A calpain-6/YAP axis in sarcoma stem cells that drives the outgrowth of tumors and metastases

Sarcomas include cancer stem cells, but how these cells contribute to local and metastatic relapse is largely unknown. We previously showed the pro-tumor functions of calpain-6 in sarcoma stem cells. Here, we use an osteosarcoma cell model, osteosarcoma tissues and transcriptomic data from human tumors to study gene patterns associated with calpain-6 expression or suppression. Calpain-6 modulates the expression of Hippo pathway genes and stabilizes the hippo effector YAP. It also modulates the vesicular trafficking of β-catenin degradation complexes. Calpain-6 expression is associated with genes of the G2M phase of the cell cycle, supports G2M-related YAP activities and up-regulated genes controlling mitosis in sarcoma stem cells and tissues. In mouse models of bone sarcoma, most tumor cells expressed calpain-6 during early steps of tumor out-growth. YAP inhibition prevented the neoformation of primary tumors and metastases but had no effect on already developed tumors. It could even accelerate lung metastasis associated with large bone tumors by affecting tumor-associated inflammation in the host tissues. Our results highlight a specific mechanism involving YAP transcriptional activity in cancer stem cells that is crucial during the early steps of tumor and metastasis outgrowth and that could be targeted to prevent sarcoma relapse. Methods Total RNAs was extracted from osteosarcoma cells by using the ISOLATE II RNA Mini Kit (Bioline).  RNA purity/quality (RIN ≥ 7) was assessed with the 2100 Agilent Bioanalyzer by using the Agilent small RNA kit.
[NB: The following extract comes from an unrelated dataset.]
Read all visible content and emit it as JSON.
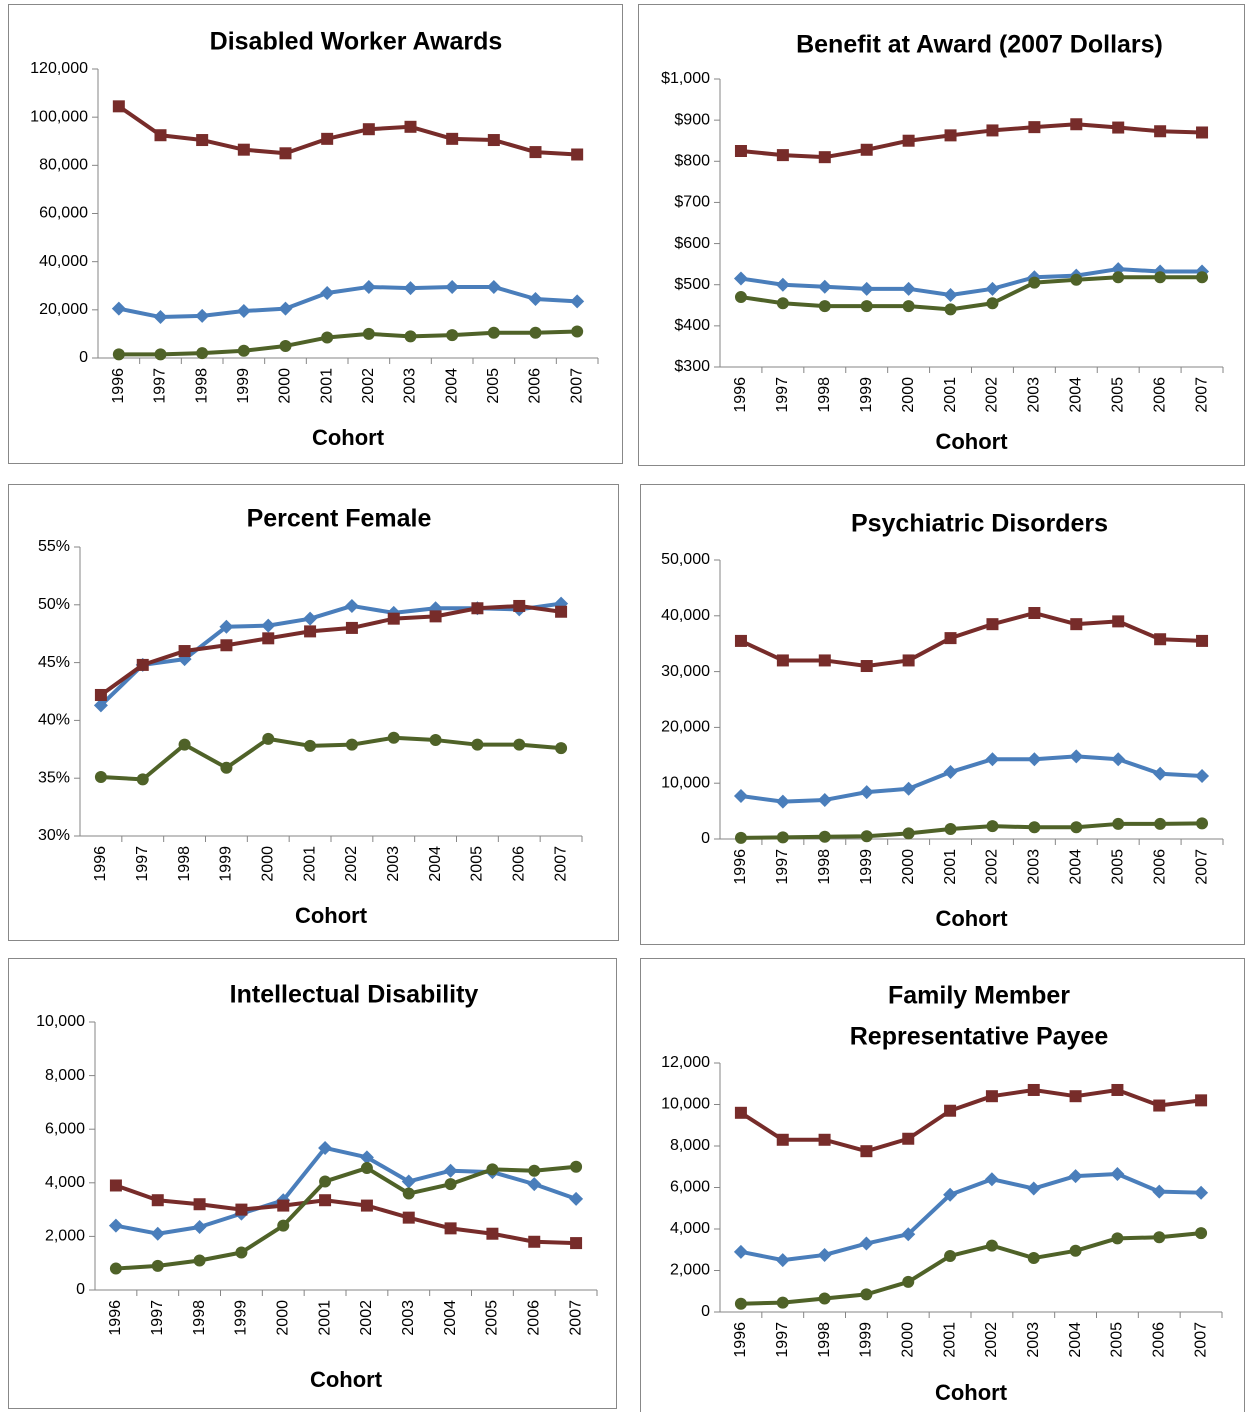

RNAseq involved using the Integragen platform. Libraries were prepared with the Ultra II Directional RNA Library Prep Kit for Illumina protocol according to the supplier recommendations. Briefly, the key stages of this protocol are successive for the purification of PolyA-containing mRNA molecules using poly-T oligo attached magnetic beads from 1µg total RNA (with the Magnetic mRNA Isolation Kit from NEB), fragmentation by using divalent cations under elevated temperature to obtain approximately 300 bp pieces, double-strand cDNA synthesis and finally Illumina adapters ligation and cDNA library amplification by PCR for sequencing. Sequencing was then carried out on Paired End 100b reads of Illumina NovaSeq. Image analysis and base calling involved using Illumina Real Time Analysis v3.4.4 with default parameters.